Because, bluntly put, Professor Fendrich doesn’t believe Currin’s stuff about fighting the Taliban with porn paintings. Neither do I, and neither does anyone else, except maybe Mr. Tompkins, and I have my doubts about him, too. (I think maybe he’s just giving Mr. Currin enough rope to hang himself, so to speak.) All that “political” stuff is just a bunch of—pardon my French—bullpucky that tries to add some after-the-fact nobility to high-end sleaze.
Contemporary Art, Nesting Birds, and Drilling for Oil
Linda Wahlig: Before we spend time and energy on the Spiral Jetty, let’s resolve the issue of the oil companies destroying the Mississippi delta – a glorious work of “art” that affects all living things.
And before we spend time and energy on the Mississippi delta, let’s resolve the issue of the melting Polar ice caps. And before we spend time and energy on the ice caps, let’s resolve the issue of malnutrition in sub-Saharan Africa. And before we…oh, you get the point: there’s always a bigger problem.
John Merryman: The snide reference to the Christos displays total ignorance of what they do and how their works relate to the environment.
That was sloppy writing on Professor Fendrich’s part, not snidery. And that was one of the few posts Prof. Fendrich typed herself, instead of letting me do it. I would have tweaked the passage to: “Yes, an artist like Christo may still be wrapping buildings, or hanging a bunch of orange flags in Central Park. But those are urban works. In the already battered natural world, we’ve developed a general resistance to permitting even well-intentioned artists to impose their visions on it.” Still, that wouldn’t get Christo entirely off the hook for that “curtain” in Colorado, or the fatal Japan/California “umbrellas” piece (a person was killed installing that, you know), or the potential ecological harm in his proposal to put awnings over a river. Look, I’m just the secretary, so maybe I’m off base here. But all these big-scale projects make me more than a little angry. I mean, why do artists have to add to the world’s problems?
Yet Another Holiday
J.: Once [it’s] recognized and controlled for (in terms of finding other balancing evaluative measures for teaching effectiveness) then we can do something about grade inflation. Until we acknowledge the connection, we can piously wring our hands all we want but nothing will change. How many untenured, junior, lowly paid or adjunct faculty members are going to “do something about grade inflation” when the payback will be lower to no pay raises and possible denial of tenure? It’s easy to pontificate about “courage” when you have tenure.

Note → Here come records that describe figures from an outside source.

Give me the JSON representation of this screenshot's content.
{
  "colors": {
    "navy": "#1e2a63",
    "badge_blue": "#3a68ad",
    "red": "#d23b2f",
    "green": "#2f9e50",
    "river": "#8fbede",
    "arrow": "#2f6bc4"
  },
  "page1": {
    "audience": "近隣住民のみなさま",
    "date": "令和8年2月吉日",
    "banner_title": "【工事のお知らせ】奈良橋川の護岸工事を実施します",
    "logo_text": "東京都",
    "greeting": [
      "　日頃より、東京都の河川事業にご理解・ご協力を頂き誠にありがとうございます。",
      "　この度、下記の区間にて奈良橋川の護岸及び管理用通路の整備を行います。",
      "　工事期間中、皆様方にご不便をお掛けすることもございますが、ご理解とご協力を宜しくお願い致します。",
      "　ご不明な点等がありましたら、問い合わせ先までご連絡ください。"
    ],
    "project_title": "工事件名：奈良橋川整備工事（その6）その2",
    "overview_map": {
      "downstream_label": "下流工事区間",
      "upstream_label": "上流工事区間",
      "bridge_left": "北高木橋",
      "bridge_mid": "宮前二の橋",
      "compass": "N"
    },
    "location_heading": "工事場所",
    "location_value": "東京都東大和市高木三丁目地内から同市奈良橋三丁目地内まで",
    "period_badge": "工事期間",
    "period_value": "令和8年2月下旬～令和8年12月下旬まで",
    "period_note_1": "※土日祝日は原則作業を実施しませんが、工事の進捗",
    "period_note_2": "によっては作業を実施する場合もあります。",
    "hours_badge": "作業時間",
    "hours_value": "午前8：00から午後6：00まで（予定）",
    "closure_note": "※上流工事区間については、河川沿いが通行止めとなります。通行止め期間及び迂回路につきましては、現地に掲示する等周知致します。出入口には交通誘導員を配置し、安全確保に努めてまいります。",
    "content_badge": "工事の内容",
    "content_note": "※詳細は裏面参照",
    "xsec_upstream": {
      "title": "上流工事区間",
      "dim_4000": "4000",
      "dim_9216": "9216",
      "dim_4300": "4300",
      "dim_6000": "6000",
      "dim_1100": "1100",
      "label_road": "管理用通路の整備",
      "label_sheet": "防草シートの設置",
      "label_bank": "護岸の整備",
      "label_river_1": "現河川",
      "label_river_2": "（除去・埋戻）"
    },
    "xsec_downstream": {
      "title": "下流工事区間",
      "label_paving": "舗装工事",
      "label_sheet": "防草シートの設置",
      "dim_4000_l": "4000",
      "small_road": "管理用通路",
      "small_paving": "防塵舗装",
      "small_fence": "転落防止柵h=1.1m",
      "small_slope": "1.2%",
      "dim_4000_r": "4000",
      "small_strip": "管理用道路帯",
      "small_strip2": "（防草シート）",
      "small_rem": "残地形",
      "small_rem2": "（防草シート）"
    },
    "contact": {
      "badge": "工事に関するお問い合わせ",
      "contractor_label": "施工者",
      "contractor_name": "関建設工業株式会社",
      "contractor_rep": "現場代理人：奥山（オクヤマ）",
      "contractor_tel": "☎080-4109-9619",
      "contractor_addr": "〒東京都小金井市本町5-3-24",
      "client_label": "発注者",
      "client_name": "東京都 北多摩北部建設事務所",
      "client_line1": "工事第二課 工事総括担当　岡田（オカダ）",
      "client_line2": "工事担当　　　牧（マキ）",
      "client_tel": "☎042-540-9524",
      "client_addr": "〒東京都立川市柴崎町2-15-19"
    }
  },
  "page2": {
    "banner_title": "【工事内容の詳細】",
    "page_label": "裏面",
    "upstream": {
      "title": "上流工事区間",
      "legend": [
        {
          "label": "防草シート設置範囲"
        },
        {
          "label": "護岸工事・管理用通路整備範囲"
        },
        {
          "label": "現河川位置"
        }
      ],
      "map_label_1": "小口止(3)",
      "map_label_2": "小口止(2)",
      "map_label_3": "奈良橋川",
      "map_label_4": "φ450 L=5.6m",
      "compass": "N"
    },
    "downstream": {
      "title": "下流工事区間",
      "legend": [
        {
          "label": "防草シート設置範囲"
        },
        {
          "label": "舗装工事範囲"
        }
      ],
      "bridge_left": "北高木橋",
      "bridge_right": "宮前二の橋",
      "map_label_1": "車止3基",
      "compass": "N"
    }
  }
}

I happen to know for a fact that Professor Fendrich gets among the most favorable student evaluations in the department and is one of the hardest graders in the department. It was this way with her, too, before she got tenure. (I’ve known her a long time, and from the time she got on a tenure track, to the granting of tenure, she always mouthed off about things—got her into some trouble, I might add, although that’s another story). If what she says about grade inflation is “pontificating,” then you should become a Catholic, so to speak. Anyway, J., as I see it, you’ve got three choices vis-à-vis grade inflation and student evaluations: 1) keep caving in to pressure to give undeservedly high grades and wait until you’ve got tenure to give a C+ grade to a C+ student and start “do[ing] something about grade inflation” (at which point, of course, your untenured colleagues will make to you the exact arguments you’re making now), 2) embark on a campaign to force administrators and tenure committees to de-emphasize student evaluations (curtailing student opinion—that’ll go over real big in the 21st century!), or 3) start calling ‘em like you really see ‘em and brave the consequences.